Le 26 février, concert de Jazz à Agapit: Nunc Quartet.

Durant l’écoute, des mots surgissent que je prends soin de noter.

Il dit qu’il ne se lèvera pas ce matin.

Il dit que ce n’est pas encore l’heure.

Il dit que l’amour est un leurre lorsque l’heure du désamour a sonné.

Il dit que le bonheur est un point de fuite pour brigands endormis.

Il dit que le soleil n’est plus le même depuis que son corps se fait froid.

Il dit que l’animalité n’a rien à voir avec la bestialité.

Il dit que les cœurs se gèlent par défaut d’innocence.

Il dit que l’indifférence l’emporte sur la froideur.

Il dit que l’enfance est restée pantelante au bord du chemin.

Il dit que le manque d’amour laisse parfois le corps inerte et sans vie.

 

Mais parfois une lueur d’espoir vient nous convaincre que nos espoirs n’étaient pas illusions. Que certaines voix sont parfois entendues du fin fond de leurs abîmes.

Et c’est ainsi avec une véritable joie que j’appris début octobre que le prix Nobel de la paix avait été attribué à l’iranienne Narges Mohammadi “condamnée, selon sa famille, à 12 ans et trois mois d’emprisonnement, 154 coups de fouet, deux ans d’exil et diverses restrictions sociales et politiques pour son combat contre l’oppression des femmes en Iran et sa lutte pour la promotion des droits humains à la liberté pour tous.”

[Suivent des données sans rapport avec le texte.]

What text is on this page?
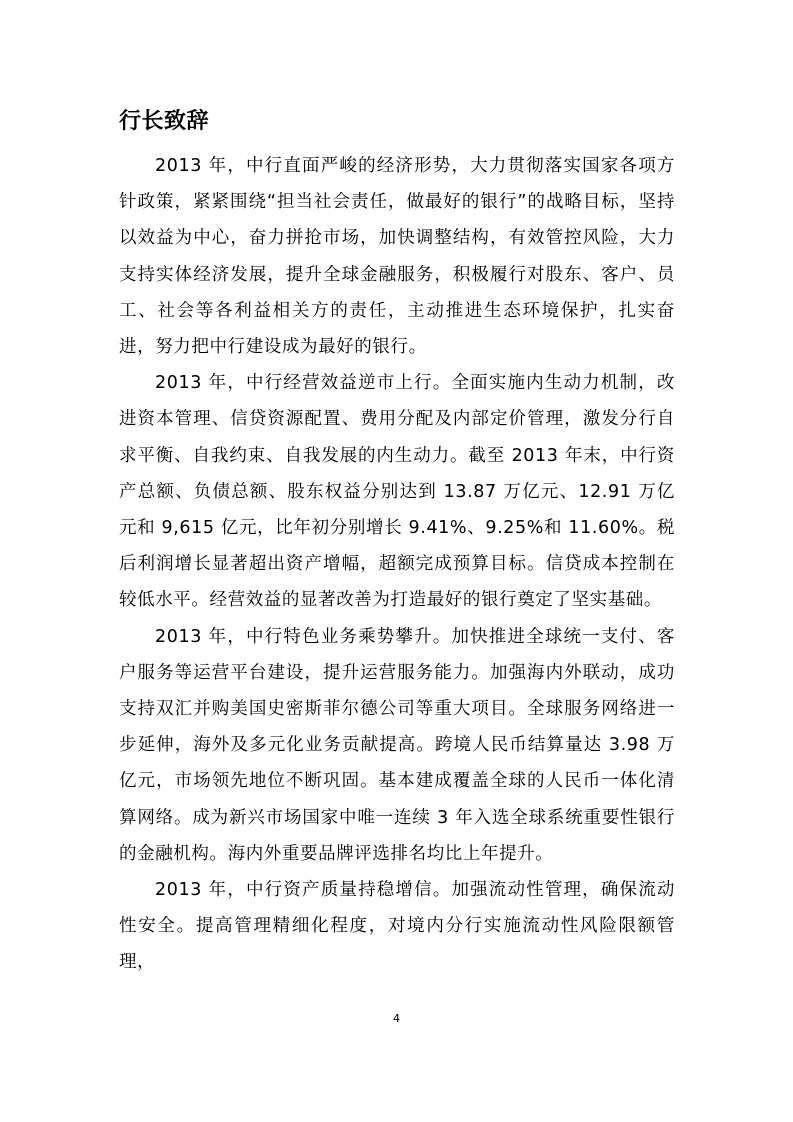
行长致辞

2013 年，中行直面严峻的经济形势，大力贯彻落实国家各项方针政策，紧紧围绕“担当社会责任，做最好的银行”的战略目标，坚持以效益为中心，奋力拼抢市场，加快调整结构，有效管控风险，大力支持实体经济发展，提升全球金融服务，积极履行对股东、客户、员工、社会等各利益相关方的责任，主动推进生态环境保护，扎实奋进，努力把中行建设成为最好的银行。

2013 年，中行经营效益逆市上行。全面实施内生动力机制，改进资本管理、信贷资源配置、费用分配及内部定价管理，激发分行自求平衡、自我约束、自我发展的内生动力。截至 2013 年末，中行资产总额、负债总额、股东权益分别达到 13.87 万亿元、12.91 万亿元和 9,615 亿元，比年初分别增长 9.41%、9.25%和 11.60%。税后利润增长显著超出资产增幅，超额完成预算目标。信贷成本控制在较低水平。经营效益的显著改善为打造最好的银行奠定了坚实基础。

2013 年，中行特色业务乘势攀升。加快推进全球统一支付、客户服务等运营平台建设，提升运营服务能力。加强海内外联动，成功支持双汇并购美国史密斯菲尔德公司等重大项目。全球服务网络进一步延伸，海外及多元化业务贡献提高。跨境人民币结算量达 3.98 万亿元，市场领先地位不断巩固。基本建成覆盖全球的人民币一体化清算网络。成为新兴市场国家中唯一连续 3 年入选全球系统重要性银行的金融机构。海内外重要品牌评选排名均比上年提升。

2013 年，中行资产质量持稳增信。加强流动性管理，确保流动性安全。提高管理精细化程度，对境内分行实施流动性风险限额管理，

4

Mais ma joie ne fut que de courte durée. Le 7 octobre des combattants du mouvement islamiste palestinien Hamas pénètrent sur le territoire israélien. Tueries, viols, prises d’otages, assassinats, tout cela se déroula durant un rassemblement de jeunes lors d’une rave party.

 

Boulets du forçat. Tu voulais des ailes et ils ont mis des chaînes à tes pieds.

 

Est-ce ainsi que les hommes vivent? dit le poète.[8]

Il est mort le soleil, répond la chanteuse[9].

 

Surtout lorsque les corps ont perdu toute lumière et toute chaleur.

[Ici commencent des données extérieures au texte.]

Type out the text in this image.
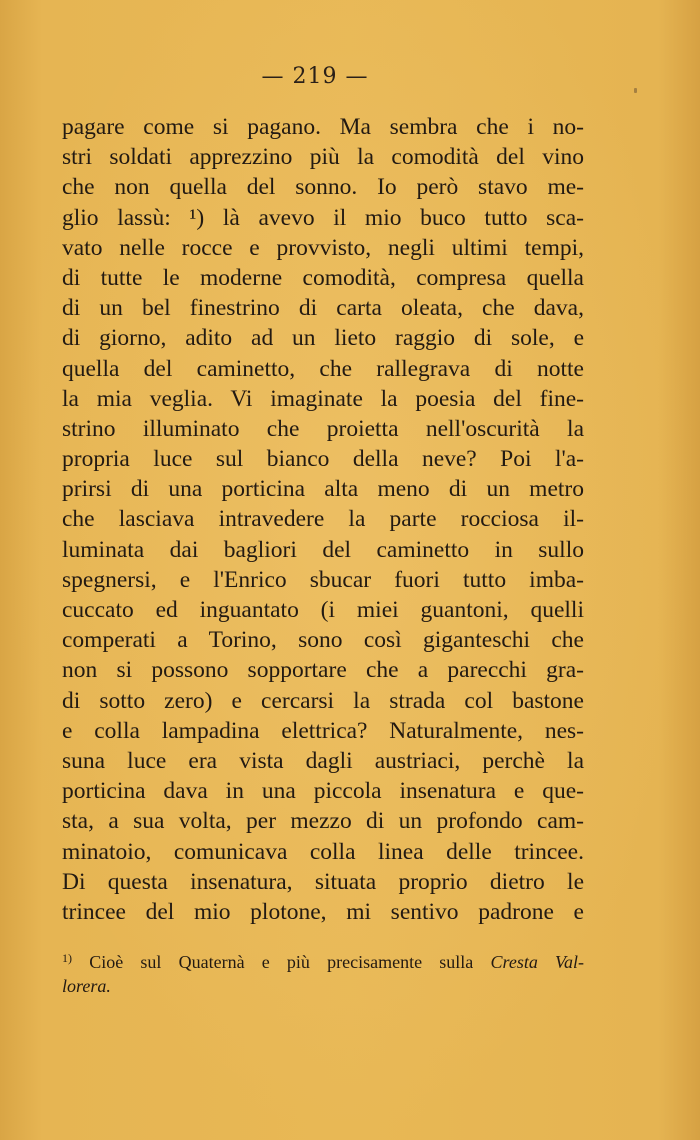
— 219 —
pagare come si pagano. Ma sembra che i no-
stri soldati apprezzino più la comodità del vino
che non quella del sonno. Io però stavo me-
glio lassù: ¹) là avevo il mio buco tutto sca-
vato nelle rocce e provvisto, negli ultimi tempi,
di tutte le moderne comodità, compresa quella
di un bel finestrino di carta oleata, che dava,
di giorno, adito ad un lieto raggio di sole, e
quella del caminetto, che rallegrava di notte
la mia veglia. Vi imaginate la poesia del fine-
strino illuminato che proietta nell'oscurità la
propria luce sul bianco della neve? Poi l'a-
prirsi di una porticina alta meno di un metro
che lasciava intravedere la parte rocciosa il-
luminata dai bagliori del caminetto in sullo
spegnersi, e l'Enrico sbucar fuori tutto imba-
cuccato ed inguantato (i miei guantoni, quelli
comperati a Torino, sono così giganteschi che
non si possono sopportare che a parecchi gra-
di sotto zero) e cercarsi la strada col bastone
e colla lampadina elettrica? Naturalmente, nes-
suna luce era vista dagli austriaci, perchè la
porticina dava in una piccola insenatura e que-
sta, a sua volta, per mezzo di un profondo cam-
minatoio, comunicava colla linea delle trincee.
Di questa insenatura, situata proprio dietro le
trincee del mio plotone, mi sentivo padrone e
$^{1)}$ Cioè sul Quaternà e più precisamente sulla Cresta Val-
lorera.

Nouvelles populations déplacées, nouveaux crimes, nouvelles exactions. Pour un possible anéantissement, l’homme est sans visage et sans nom, il n’est plus qu’une masse informe servant de monnaie d’échange, de monnaie de singe.

Par bonheur, mon téléviseur est particulièrement récalcitrant et les informations ne me parviennent qu’au compte-goutte.

Mais les images s’infiltrent par interstices dans les différents réseaux sociaux. Untel raconte ce que l’autre n’a pas vu, et l’effet produit n’en est que plus morbide.

Il n’est pas bon de rester ainsi collé au “réel”. Pas plus qu’il ne faut s’en éloigner. Alors il nous faut trouver d’étranges chemins pour ne pas être totalement happés par la médiatisation excessive mettant en scène la cruauté du monde.


Du ciel dévale

Un désir qui nous emballe

Pour demain nos enfants pâles

Un mieux, un rêve, un cheval[10]


Je me suis endormie sur des images floues, les mots me sont parvenus, de plus en plus abstraits, de plus en plus lointains.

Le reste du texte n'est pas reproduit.